25 juin 2026. Isabelle Nivet

Ça fait un moment qu’on voulait vous parler du dernier livre de Georges Peignard, que son éditeur, Le Tripode, nous a envoyé il y a déjà quelque temps. Si votre mémoire est bonne, vous vous souvenez qu’on vous avait déjà dit beaucoup de bien de son précédent roman « Les rochers errants », et à nouveau on va vous inciter à lire Peignard pour le dernier, « La tombe du cheval ».
Derrière sa couverture réalisée par l’auteur lui-même – toujours ce dessin légèrement flouté, à la Miles Hyman – encore, cette fois, on retrouve cette écriture blanche, « à l’os », expression particulièrement pertinente ici puisque le livre s’appuie sur un personnage d’archéologue spécialisée dans les sépultures de chevaux.
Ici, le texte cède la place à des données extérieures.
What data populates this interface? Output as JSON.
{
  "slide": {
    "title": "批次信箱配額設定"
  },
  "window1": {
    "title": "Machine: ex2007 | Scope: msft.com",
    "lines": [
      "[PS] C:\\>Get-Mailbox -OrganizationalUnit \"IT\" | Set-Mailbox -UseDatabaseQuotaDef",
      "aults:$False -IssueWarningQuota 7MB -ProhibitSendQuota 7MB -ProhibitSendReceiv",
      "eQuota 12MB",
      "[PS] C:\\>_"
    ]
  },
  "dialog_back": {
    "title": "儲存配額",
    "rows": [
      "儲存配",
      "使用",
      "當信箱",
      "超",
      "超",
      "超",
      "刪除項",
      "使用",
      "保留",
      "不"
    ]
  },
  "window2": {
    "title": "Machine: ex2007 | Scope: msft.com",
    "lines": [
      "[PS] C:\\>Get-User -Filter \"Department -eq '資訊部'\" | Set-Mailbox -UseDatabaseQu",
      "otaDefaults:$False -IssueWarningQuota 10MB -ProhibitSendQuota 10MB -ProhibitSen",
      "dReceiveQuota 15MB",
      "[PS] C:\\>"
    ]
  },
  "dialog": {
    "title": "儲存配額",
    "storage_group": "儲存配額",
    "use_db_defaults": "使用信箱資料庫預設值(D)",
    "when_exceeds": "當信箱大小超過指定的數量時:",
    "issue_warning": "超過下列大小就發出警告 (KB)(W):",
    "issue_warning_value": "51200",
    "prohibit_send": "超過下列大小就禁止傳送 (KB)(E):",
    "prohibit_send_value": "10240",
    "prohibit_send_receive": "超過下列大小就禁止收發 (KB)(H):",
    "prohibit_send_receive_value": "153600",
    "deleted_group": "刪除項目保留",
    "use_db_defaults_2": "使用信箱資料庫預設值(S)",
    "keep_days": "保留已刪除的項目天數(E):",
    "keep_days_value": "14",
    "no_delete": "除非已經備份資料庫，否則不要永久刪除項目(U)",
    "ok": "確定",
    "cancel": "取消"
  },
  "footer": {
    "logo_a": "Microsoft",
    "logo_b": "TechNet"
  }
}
Volontairement, pas question d’en faire le résumé, c’est un des plaisirs de ce livre d’avancer dans la brume avec cette femme dont on ne connaît rien, pas même le prénom, dans une base retirée, dont on sait à peine où elle se trouve. Peu de contexte, peu de descriptions, le flottement cher à Peignard est là, nous entrainant au fil d’une narration dont on ne se détache pas, la lecture filant en quelques heures, 138 pages, une soirée vous suffira, un voyage brumeux depuis le fond de votre lit.
Comment cet homme-là parvient-il à autant ouvrir nos imaginaires, avec si peu de détails ?
Quelle élégance tout de même. Pour son précédent roman, j’avais tablé sur le fait que l’action se situait en Bretagne, facile pour une lectrice bretonne de se mettre les images en tête. Mais ici, alors même que j’avais pris soin de ne pas lire le résumé en quatrième de couverture, tout un décor s’est imposé à moi dès les premières lignes. De son écriture encore plus simple, qui d’années en années s’autorise à ne pas aller chercher le joli mot, le mot savant, Peignard nous donne des images et des émotions plus sûrement qu’un billet d’avion.
17 €, ce n’est même pas le prix d’un ticket de train, alors on vous souhaite de faire un voyage aussi fort que le nôtre.